Information Exchange: Learning and Sharing in Workers' Comp

It has been an interesting couple of weeks for me. We had an expert in workers’ compensation from Michigan visit our offices, a telephone meeting with vocational rehabilitation experts in South Australia, an internal request for a contact in Sweden, and a data request for a project involving workers’ compensation in Victoria Australia, New Zealand and British Columbia. Then we had a visiting delegation from Russia. Last week I was on a panel with German representatives from the International Social Security Agency (ISSA) speaking to an audience of Canadians, Germans, Australians, Canadians, Americans and a representative from Taiwan.

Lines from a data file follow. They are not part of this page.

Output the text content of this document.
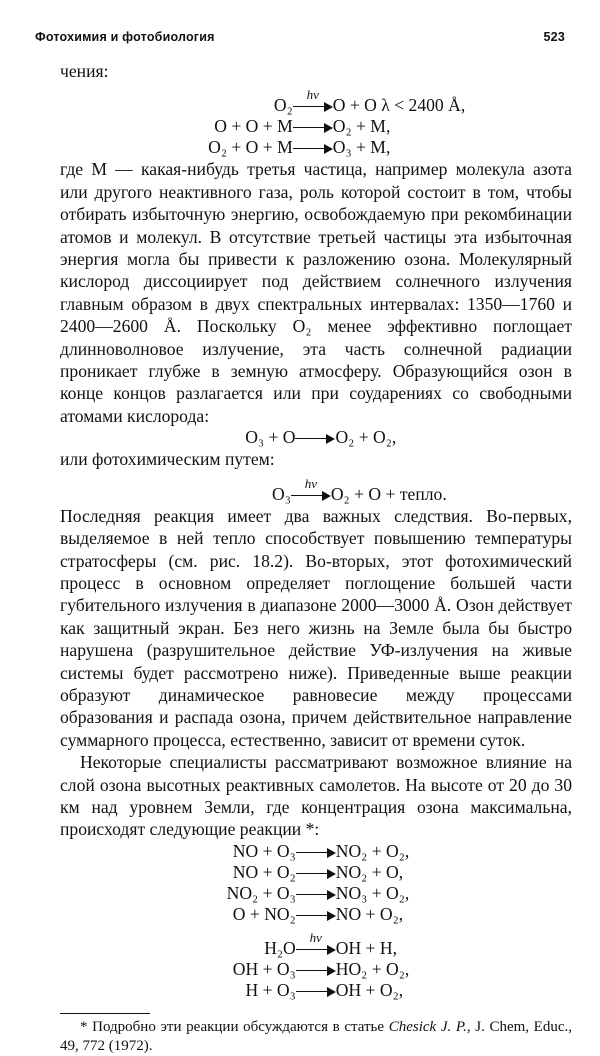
Фотохимия и фотобиология	523

чения:

O₂	hν	O + O λ < 2400 Å,
O + O + M		O₂ + M,
O₂ + O + M		O₃ + M,

где M — какая-нибудь третья частица, например молекула азота или другого неактивного газа, роль которой состоит в том, чтобы отбирать избыточную энергию, освобождаемую при рекомбинации атомов и молекул. В отсутствие третьей частицы эта избыточная энергия могла бы привести к разложению озона. Молекулярный кислород диссоциирует под действием солнечного излучения главным образом в двух спектральных интервалах: 1350—1760 и 2400—2600 Å. Поскольку O₂ менее эффективно поглощает длинноволновое излучение, эта часть солнечной радиации проникает глубже в земную атмосферу. Образующийся озон в конце концов разлагается или при соударениях со свободными атомами кислорода:

O₃ + O		O₂ + O₂,

или фотохимическим путем:

O₃	
hν
	O₂ + O + тепло.

Последняя реакция имеет два важных следствия. Во-первых, выделяемое в ней тепло способствует повышению температуры стратосферы (см. рис. 18.2). Во-вторых, этот фотохимический процесс в основном определяет поглощение большей части губительного излучения в диапазоне 2000—3000 Å. Озон действует как защитный экран. Без него жизнь на Земле была бы быстро нарушена (разрушительное действие УФ-излучения на живые системы будет рассмотрено ниже). Приведенные выше реакции образуют динамическое равновесие между процессами образования и распада озона, причем действительное направление суммарного процесса, естественно, зависит от времени суток.

Некоторые специалисты рассматривают возможное влияние на слой озона высотных реактивных самолетов. На высоте от 20 до 30 км над уровнем Земли, где концентрация озона максимальна, происходят следующие реакции *:

NO + O₃		NO₂ + O₂,
NO + O₂		NO₂ + O,
NO₂ + O₃		NO₃ + O₂,
O + NO₂		NO + O₂,
H₂O	hν	OH + H,
OH + O₃		HO₂ + O₂,
H + O₃		OH + O₂,

* Подробно эти реакции обсуждаются в статье Chesick J. P., J. Chem, Educ., 49, 772 (1972).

No one jurisdiction has a monopoly on good ideas. When looking for alternative policies or programs, seeing how other agencies have attacked similar issues can both inform your decision-making and act as an early warning system for problems that might be encountered.

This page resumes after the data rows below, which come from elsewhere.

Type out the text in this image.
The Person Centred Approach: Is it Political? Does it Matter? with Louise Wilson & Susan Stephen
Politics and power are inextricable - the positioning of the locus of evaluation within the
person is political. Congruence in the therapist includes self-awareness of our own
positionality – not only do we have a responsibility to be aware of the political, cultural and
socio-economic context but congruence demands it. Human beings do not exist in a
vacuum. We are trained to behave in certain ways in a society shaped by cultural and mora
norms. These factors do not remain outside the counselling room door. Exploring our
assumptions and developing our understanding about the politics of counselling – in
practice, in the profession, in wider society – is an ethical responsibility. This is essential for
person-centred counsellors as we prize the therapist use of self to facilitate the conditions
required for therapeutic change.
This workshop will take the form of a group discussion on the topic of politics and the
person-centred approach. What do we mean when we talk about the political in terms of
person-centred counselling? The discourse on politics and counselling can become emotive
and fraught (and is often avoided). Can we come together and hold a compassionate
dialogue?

The act of collecting data and policy alternatives from others, however, imposes certain obligations on the requester. First, a basic understanding of the context of each country’s workers’ compensation environment is essential. Who is covered, what is covered, how does the OH&S role / prevention mandate integrate with the workers’ compensation mandate, how are disputes handled—all are questions that need to be asked and the answers understood before the data can be properly assessed and interpreted.

The other obligation is reciprocity. If I ask you about your system, your results or how you approach a particular policy, it stands to reason that you may want to ask similar questions about my system, results or policy. Often, answering such questions will take time and resources when you can least afford them. It is important to realize that the same will be true when the tables are reversed.

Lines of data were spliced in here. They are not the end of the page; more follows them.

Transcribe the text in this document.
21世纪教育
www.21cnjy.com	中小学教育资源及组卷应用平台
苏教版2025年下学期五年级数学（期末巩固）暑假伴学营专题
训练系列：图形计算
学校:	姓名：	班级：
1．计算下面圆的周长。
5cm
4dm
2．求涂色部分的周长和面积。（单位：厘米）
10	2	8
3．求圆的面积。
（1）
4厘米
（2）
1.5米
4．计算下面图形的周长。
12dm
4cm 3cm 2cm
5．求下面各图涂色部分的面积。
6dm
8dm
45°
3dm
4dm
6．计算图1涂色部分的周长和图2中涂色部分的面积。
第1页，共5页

I am constantly blown away by the cooperation and generosity of others in helping me understand their systems. Wherever possible, I try and reciprocate. Rarely do I find that my requests for information are ignored or dealt with in a perfunctory way.

My point in this blog is simply this: we live in an information age where data is plentiful but meaningless without context. That context can only be gained by asking questions, learning from others and sharing insights and knowledge. And it’s a two way street.

So, to all of you who end up answering my requests for information, thank you!